Likely the lease agreement provides that the tenancy becomes month-to-month if no new writing is signed. It will pay you to read the agreement very carefully and determine which provisions continue to apply after the expiration of the first year and which do not.
If you want the money from the tenant, and he or she is not paying, then you will probably have to file suit on some theory, whether the written agreement is still valid or not. Depending on the circumstances, you may want to evict him or her as well.
If you sue, you can plead breach of written contract and breach of oral contract and other causes of action, perhaps waste or conversion or negligence--all depending on the facts--and recover what is due you under one theory or another. If the written agreement has an attorney fees clause, then you may be awarded attorney fees on top of other costs of suit when you win the judgment.

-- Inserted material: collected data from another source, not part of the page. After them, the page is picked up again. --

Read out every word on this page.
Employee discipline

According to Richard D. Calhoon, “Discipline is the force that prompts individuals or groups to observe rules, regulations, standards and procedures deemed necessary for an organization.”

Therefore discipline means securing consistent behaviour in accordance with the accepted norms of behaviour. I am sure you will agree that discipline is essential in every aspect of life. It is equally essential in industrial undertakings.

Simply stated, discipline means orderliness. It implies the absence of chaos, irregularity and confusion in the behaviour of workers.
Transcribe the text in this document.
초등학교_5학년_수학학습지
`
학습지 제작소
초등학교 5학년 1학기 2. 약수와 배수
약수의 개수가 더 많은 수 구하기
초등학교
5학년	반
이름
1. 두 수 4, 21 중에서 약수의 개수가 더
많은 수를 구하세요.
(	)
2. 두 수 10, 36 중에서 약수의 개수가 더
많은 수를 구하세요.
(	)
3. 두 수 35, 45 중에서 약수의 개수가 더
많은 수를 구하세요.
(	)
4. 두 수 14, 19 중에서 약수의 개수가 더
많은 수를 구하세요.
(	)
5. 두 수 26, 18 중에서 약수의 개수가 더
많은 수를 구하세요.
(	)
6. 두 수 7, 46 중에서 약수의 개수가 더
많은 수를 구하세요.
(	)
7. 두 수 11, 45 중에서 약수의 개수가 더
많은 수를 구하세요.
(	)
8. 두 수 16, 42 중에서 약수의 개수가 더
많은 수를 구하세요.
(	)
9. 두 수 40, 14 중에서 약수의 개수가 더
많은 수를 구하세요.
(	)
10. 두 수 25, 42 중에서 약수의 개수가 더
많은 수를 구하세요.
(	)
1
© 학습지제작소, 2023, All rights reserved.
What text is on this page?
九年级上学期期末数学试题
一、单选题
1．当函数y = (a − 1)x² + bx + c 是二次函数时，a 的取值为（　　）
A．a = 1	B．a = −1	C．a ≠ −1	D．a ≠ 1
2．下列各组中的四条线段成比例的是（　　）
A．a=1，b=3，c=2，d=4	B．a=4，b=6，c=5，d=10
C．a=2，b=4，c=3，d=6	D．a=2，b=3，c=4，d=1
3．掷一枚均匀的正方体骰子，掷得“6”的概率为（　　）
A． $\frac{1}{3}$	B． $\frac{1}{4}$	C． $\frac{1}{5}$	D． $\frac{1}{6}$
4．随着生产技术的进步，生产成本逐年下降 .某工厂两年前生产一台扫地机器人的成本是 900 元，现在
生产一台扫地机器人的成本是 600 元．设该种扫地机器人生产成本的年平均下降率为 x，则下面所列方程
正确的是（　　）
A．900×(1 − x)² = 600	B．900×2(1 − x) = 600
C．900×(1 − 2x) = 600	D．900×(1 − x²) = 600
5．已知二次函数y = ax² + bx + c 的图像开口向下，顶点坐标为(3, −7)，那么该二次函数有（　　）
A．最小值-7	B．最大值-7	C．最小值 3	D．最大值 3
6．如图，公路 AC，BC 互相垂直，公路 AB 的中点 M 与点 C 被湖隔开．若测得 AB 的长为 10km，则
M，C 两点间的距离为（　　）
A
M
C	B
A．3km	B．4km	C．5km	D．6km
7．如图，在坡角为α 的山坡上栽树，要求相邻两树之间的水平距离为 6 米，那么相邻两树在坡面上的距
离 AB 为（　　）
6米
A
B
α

It would probably be worth it to get an hour's worth of time from an attorney to review the agreement and evidence of non-payment, damage to property, etc., and decide how to proceed from there.
Once a lease expires, it typically converts to a month to month tenancy. The general provisions of the lease will still apply, except that now either the tenant or the landlord can end the tenancy on 30 or 60 day notice.
If your tenants have not paid rent, then you can serve them with a three day notice and then an unlawful detainer lawsuit. The terms of the lease will be relevant and applicable in any dispute regarding the rent or tenancy.